The federal government’s decades of stonewalling, federal officials’ willingness to surrender federal land to the tribe, and the tribe’s self-serving, cynical objections shock the conscience. Whether they will shock the judge into allowing the man to exercise his legal rights is yet to be determined.
In 1982, the Bureau of Land Management (BLM) issued Sidney M. Longwell of Baton Rouge, a 6,247 acre oil and gas lease in the Badger-Two Medicine Area of the Lewis and Clark National Forest — south of Glacier National Park, the Great Northern Railroad, and U.S. Highway 2, east of private lands, and southwest of the Blackfeet Reservation in Glacier County in northwestern Montana. In 1983, an application for permit to drill (APD) a single well was submitted to evaluate the potential of that part of the Overthrust Belt, whose unique geology may yield “100 trillion cubic feet of natural gas” there. After repeated reviews under the National Environmental Policy Act (NEPA) and National Historic Preservation Act (NHPA), the APD was approved in 1985, 1987, 1991, and finally in 1993 — subject to onerous mitigation measures and a mandate for added reviews if producible quantities of gas were discovered.

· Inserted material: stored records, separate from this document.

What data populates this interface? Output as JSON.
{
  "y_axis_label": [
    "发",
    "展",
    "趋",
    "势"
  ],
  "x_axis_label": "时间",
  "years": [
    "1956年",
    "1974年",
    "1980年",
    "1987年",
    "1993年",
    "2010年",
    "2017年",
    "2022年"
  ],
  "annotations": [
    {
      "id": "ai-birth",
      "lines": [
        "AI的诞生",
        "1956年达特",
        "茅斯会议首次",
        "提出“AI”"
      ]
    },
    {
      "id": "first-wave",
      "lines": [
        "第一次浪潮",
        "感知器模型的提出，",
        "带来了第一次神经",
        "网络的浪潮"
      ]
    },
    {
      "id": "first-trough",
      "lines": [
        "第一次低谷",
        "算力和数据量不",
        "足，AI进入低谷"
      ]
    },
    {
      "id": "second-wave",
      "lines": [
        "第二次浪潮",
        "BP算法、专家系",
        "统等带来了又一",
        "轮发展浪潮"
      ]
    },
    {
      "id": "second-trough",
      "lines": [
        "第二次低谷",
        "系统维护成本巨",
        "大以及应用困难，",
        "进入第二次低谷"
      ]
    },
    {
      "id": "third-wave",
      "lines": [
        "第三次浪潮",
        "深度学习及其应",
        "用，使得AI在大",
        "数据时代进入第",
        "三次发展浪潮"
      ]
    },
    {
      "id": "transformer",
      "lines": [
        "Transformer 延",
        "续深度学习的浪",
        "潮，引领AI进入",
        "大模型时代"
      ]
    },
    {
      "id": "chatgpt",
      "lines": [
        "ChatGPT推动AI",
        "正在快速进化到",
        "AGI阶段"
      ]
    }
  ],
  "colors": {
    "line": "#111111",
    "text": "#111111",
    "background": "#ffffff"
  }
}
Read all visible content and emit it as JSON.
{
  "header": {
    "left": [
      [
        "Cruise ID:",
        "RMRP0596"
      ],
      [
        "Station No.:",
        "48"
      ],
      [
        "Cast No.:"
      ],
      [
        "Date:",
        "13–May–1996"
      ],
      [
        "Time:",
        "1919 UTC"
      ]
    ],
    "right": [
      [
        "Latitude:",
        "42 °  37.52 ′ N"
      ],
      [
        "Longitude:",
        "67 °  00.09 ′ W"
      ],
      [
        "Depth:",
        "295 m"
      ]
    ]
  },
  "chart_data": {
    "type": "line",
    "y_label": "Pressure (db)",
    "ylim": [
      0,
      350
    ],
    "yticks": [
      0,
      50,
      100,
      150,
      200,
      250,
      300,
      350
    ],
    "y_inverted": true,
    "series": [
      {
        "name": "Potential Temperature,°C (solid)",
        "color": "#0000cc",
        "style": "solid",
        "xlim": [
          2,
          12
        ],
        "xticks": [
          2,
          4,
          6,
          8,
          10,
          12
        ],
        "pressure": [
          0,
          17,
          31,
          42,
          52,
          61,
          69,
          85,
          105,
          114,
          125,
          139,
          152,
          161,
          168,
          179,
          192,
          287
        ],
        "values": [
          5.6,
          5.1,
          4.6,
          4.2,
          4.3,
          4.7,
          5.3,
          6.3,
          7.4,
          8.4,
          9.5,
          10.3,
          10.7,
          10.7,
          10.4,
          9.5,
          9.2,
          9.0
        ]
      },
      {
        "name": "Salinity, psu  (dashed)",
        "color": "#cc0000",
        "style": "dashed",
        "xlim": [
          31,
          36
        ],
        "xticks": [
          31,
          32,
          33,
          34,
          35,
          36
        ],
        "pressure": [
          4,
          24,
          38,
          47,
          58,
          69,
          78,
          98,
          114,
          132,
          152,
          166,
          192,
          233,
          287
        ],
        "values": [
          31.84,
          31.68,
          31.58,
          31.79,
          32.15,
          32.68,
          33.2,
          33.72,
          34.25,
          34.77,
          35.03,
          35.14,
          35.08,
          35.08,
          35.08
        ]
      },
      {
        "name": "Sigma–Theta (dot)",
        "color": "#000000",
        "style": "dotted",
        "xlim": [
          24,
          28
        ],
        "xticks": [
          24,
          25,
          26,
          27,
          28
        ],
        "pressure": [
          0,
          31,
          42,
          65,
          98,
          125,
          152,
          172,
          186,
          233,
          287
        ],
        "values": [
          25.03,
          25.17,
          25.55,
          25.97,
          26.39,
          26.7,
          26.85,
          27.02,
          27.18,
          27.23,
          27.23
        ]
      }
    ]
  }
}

Nonetheless, the Clinton administration tried to kill the lease. In 1993, 1994, and 1995, Secretary Babbitt suspended lease activity purportedly so Congress could designate the area as a wilderness, which was impossible — the tribe has reserved rights to hunt and gather wood there. In 1996, Babbitt continued the suspension ostensibly to comply with the NHPA a fifth time, repeated that suspension in 1997, and in 1998 made it indefinite. In 2013, Mr. Longwell sued Secretary Jewell and others to end the decades-long suspension.

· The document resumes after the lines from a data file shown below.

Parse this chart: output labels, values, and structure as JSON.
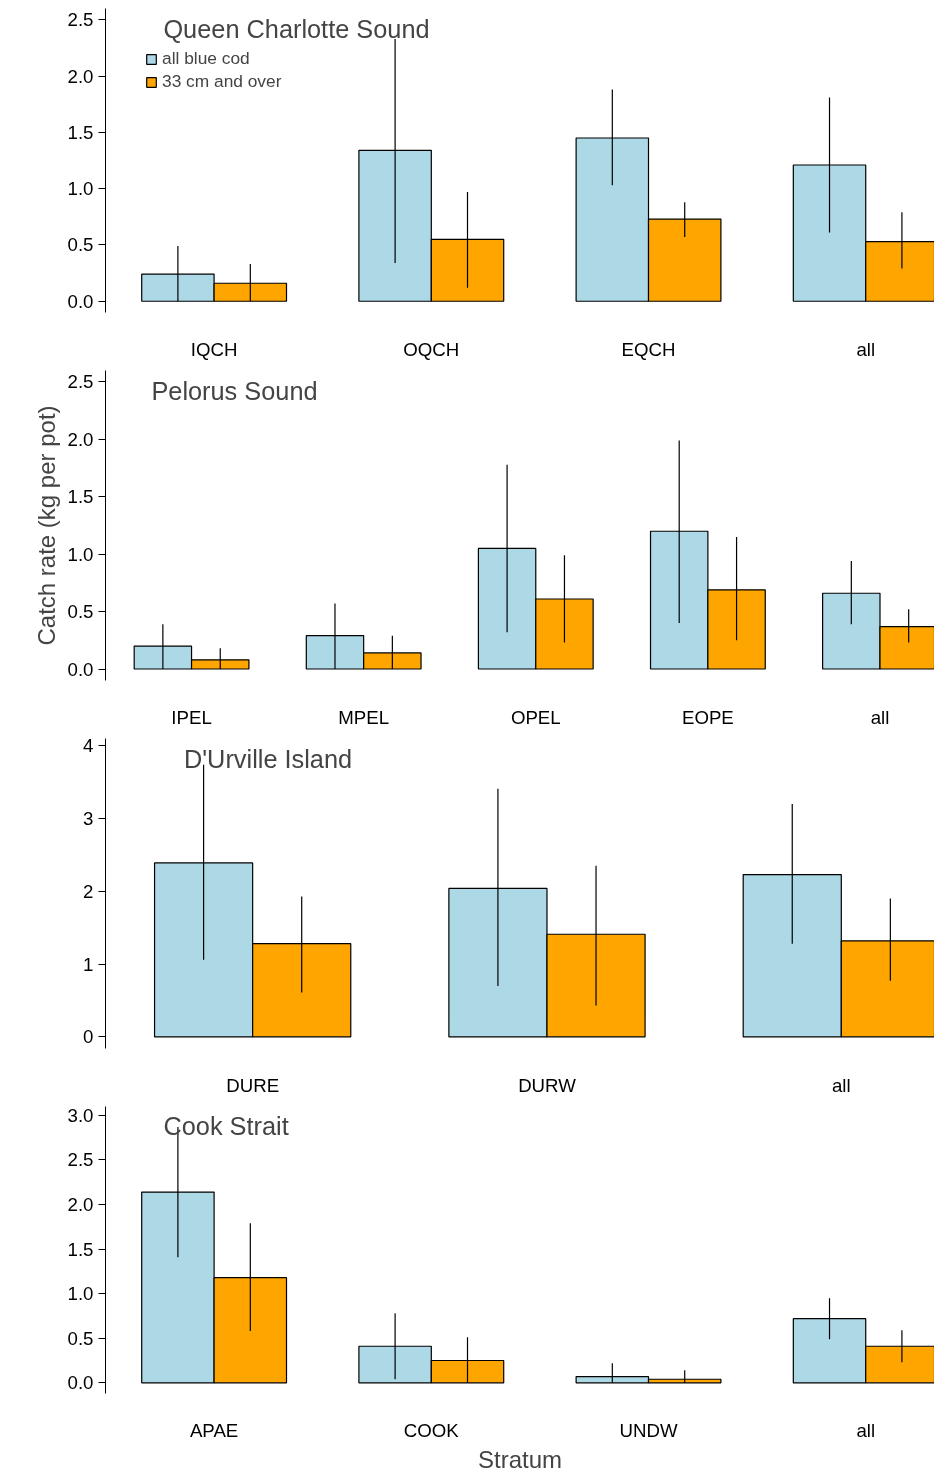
{
  "chart_data": [
    {
      "type": "bar",
      "title": "Queen Charlotte Sound",
      "categories": [
        "IQCH",
        "OQCH",
        "EQCH",
        "all"
      ],
      "legend": "top left",
      "ylim": [
        -0.1,
        2.6
      ],
      "yticks": [
        {
          "value": 0,
          "label": "0.0"
        },
        {
          "value": 0.5,
          "label": "0.5"
        },
        {
          "value": 1,
          "label": "1.0"
        },
        {
          "value": 1.5,
          "label": "1.5"
        },
        {
          "value": 2,
          "label": "2.0"
        },
        {
          "value": 2.5,
          "label": "2.5"
        }
      ],
      "series": [
        {
          "name": "all blue cod",
          "color": "#add8e6",
          "values": [
            0.24,
            1.34,
            1.45,
            1.21
          ],
          "errors": [
            [
              0.0,
              0.49
            ],
            [
              0.34,
              2.33
            ],
            [
              1.03,
              1.88
            ],
            [
              0.61,
              1.81
            ]
          ]
        },
        {
          "name": "33 cm and over",
          "color": "#ffa500",
          "values": [
            0.16,
            0.55,
            0.73,
            0.53
          ],
          "errors": [
            [
              0.0,
              0.33
            ],
            [
              0.12,
              0.97
            ],
            [
              0.57,
              0.88
            ],
            [
              0.29,
              0.79
            ]
          ]
        }
      ]
    },
    {
      "type": "bar",
      "title": "Pelorus Sound",
      "ylabel": "Catch rate (kg per pot)",
      "categories": [
        "IPEL",
        "MPEL",
        "OPEL",
        "EOPE",
        "all"
      ],
      "ylim": [
        -0.1,
        2.6
      ],
      "yticks": [
        {
          "value": 0,
          "label": "0.0"
        },
        {
          "value": 0.5,
          "label": "0.5"
        },
        {
          "value": 1,
          "label": "1.0"
        },
        {
          "value": 1.5,
          "label": "1.5"
        },
        {
          "value": 2,
          "label": "2.0"
        },
        {
          "value": 2.5,
          "label": "2.5"
        }
      ],
      "series": [
        {
          "color": "#add8e6",
          "values": [
            0.2,
            0.29,
            1.05,
            1.2,
            0.66
          ],
          "errors": [
            [
              0.0,
              0.39
            ],
            [
              0.0,
              0.57
            ],
            [
              0.32,
              1.78
            ],
            [
              0.4,
              1.99
            ],
            [
              0.39,
              0.94
            ]
          ]
        },
        {
          "color": "#ffa500",
          "values": [
            0.08,
            0.14,
            0.61,
            0.69,
            0.37
          ],
          "errors": [
            [
              0.0,
              0.18
            ],
            [
              0.0,
              0.29
            ],
            [
              0.23,
              0.99
            ],
            [
              0.25,
              1.15
            ],
            [
              0.23,
              0.52
            ]
          ]
        }
      ]
    },
    {
      "type": "bar",
      "title": "D'Urville Island",
      "categories": [
        "DURE",
        "DURW",
        "all"
      ],
      "ylim": [
        -0.16,
        4.1
      ],
      "yticks": [
        0,
        1,
        2,
        3,
        4
      ],
      "series": [
        {
          "color": "#add8e6",
          "values": [
            2.39,
            2.04,
            2.23
          ],
          "errors": [
            [
              1.06,
              3.74
            ],
            [
              0.7,
              3.41
            ],
            [
              1.28,
              3.2
            ]
          ]
        },
        {
          "color": "#ffa500",
          "values": [
            1.28,
            1.41,
            1.32
          ],
          "errors": [
            [
              0.61,
              1.93
            ],
            [
              0.43,
              2.35
            ],
            [
              0.77,
              1.9
            ]
          ]
        }
      ]
    },
    {
      "type": "bar",
      "title": "Cook Strait",
      "xlabel": "Stratum",
      "categories": [
        "APAE",
        "COOK",
        "UNDW",
        "all"
      ],
      "ylim": [
        -0.12,
        3.1
      ],
      "yticks": [
        {
          "value": 0,
          "label": "0.0"
        },
        {
          "value": 0.5,
          "label": "0.5"
        },
        {
          "value": 1,
          "label": "1.0"
        },
        {
          "value": 1.5,
          "label": "1.5"
        },
        {
          "value": 2,
          "label": "2.0"
        },
        {
          "value": 2.5,
          "label": "2.5"
        },
        {
          "value": 3,
          "label": "3.0"
        }
      ],
      "series": [
        {
          "color": "#add8e6",
          "values": [
            2.14,
            0.41,
            0.07,
            0.72
          ],
          "errors": [
            [
              1.41,
              2.87
            ],
            [
              0.04,
              0.78
            ],
            [
              0.0,
              0.22
            ],
            [
              0.49,
              0.95
            ]
          ]
        },
        {
          "color": "#ffa500",
          "values": [
            1.18,
            0.25,
            0.04,
            0.41
          ],
          "errors": [
            [
              0.58,
              1.79
            ],
            [
              0.0,
              0.51
            ],
            [
              0.0,
              0.14
            ],
            [
              0.23,
              0.59
            ]
          ]
        }
      ]
    }
  ]
}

The dawdling — maintain federal lawyers — is due to the government’s “diligent” efforts to address the cultural concerns of the Blackfeet Tribe regarding the area. Yet weeks after the 1983 APD’s submission, the tribe passed a resolution to join with an oil company to develop hydrocarbons there. Moreover, in 1983, federal and private scrutiny of the 23-acre drill site and three alternative access routes found no “cultural resources” and declared, “[N]o religious site or activities were identified in the project area.” That same conclusion was reached in 1993. Likewise, the tribe’s sole challenge of the drilling site plan came not on religious or cultural grounds but — from the tribe’s mistaken belief that it owned mineral rights in the area.

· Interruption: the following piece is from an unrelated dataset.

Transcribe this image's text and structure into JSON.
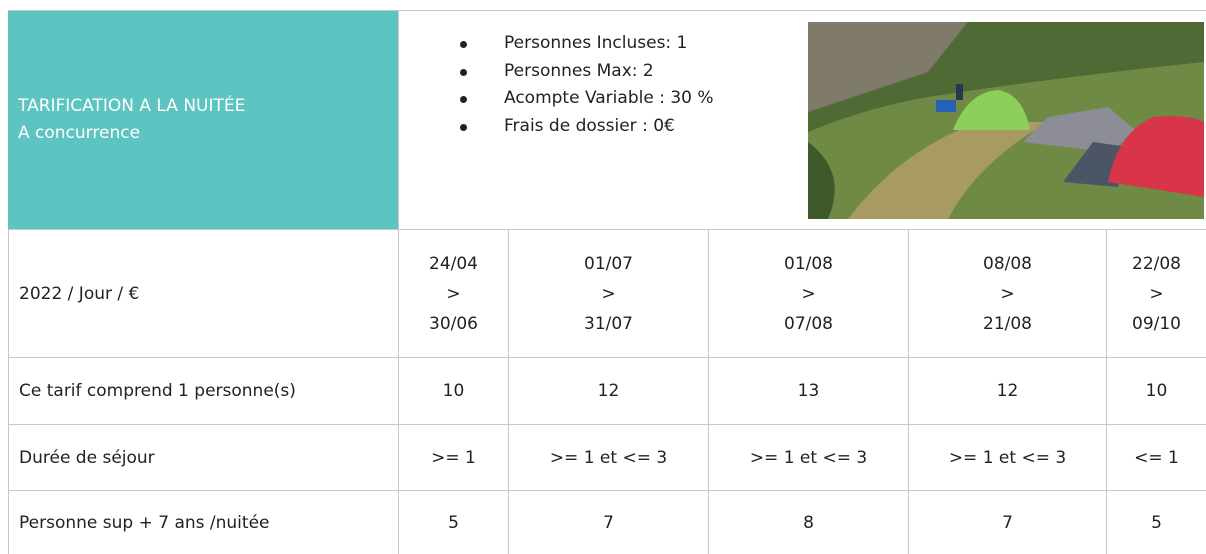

Meanwhile, the Forest Service concluded that a “traditional cultural district” (TCD) of some 90,000 acres existed on federal lands beyond the APD drill site, which was designated with the tribe’s concurrence. Less than two years later, the tribe demanded expansion of the TCD’s boundary. To appease the tribe, federal officials bankrolled the tribe and its consultants in generating multiple studies to expand the TCD to 120,000 and then 165,000 acres, thereby enveloping the drilling site but excluding nearby private lands. If history is any indication, another 30 years of study beckon. Sadly, it is years Mr. Longwell does not have; forty-three when he won the lease, he is 77 today.
Federal officials say they are helpless given the tribe’s position that no oil and gas drilling occur in the area due to its “spiritual and religious power,” but one federal official suggested that a $5 million payment would remove all objections. In fact, in 2013, the tribe published a slick, twelve page prospectus, “Oil and Gas Development Opportunities” on its nearby tribal lands. Federal officials, in addition to sloth, ineptitude, and bad faith in the performance of their duties, have ceded federal lands to the tribe. Whether all that is lawful will be determined in federal district court beginning tomorrow and perhaps eventually by the Supreme Court of the United States.
William Perry Pendley, an attorney, is president of Mountain States Legal Foundation in Denver and author of Sagebrush Rebel: Reagan’s Battle with Environmental Extremists and Why It Matters Today (Regnery, 2013).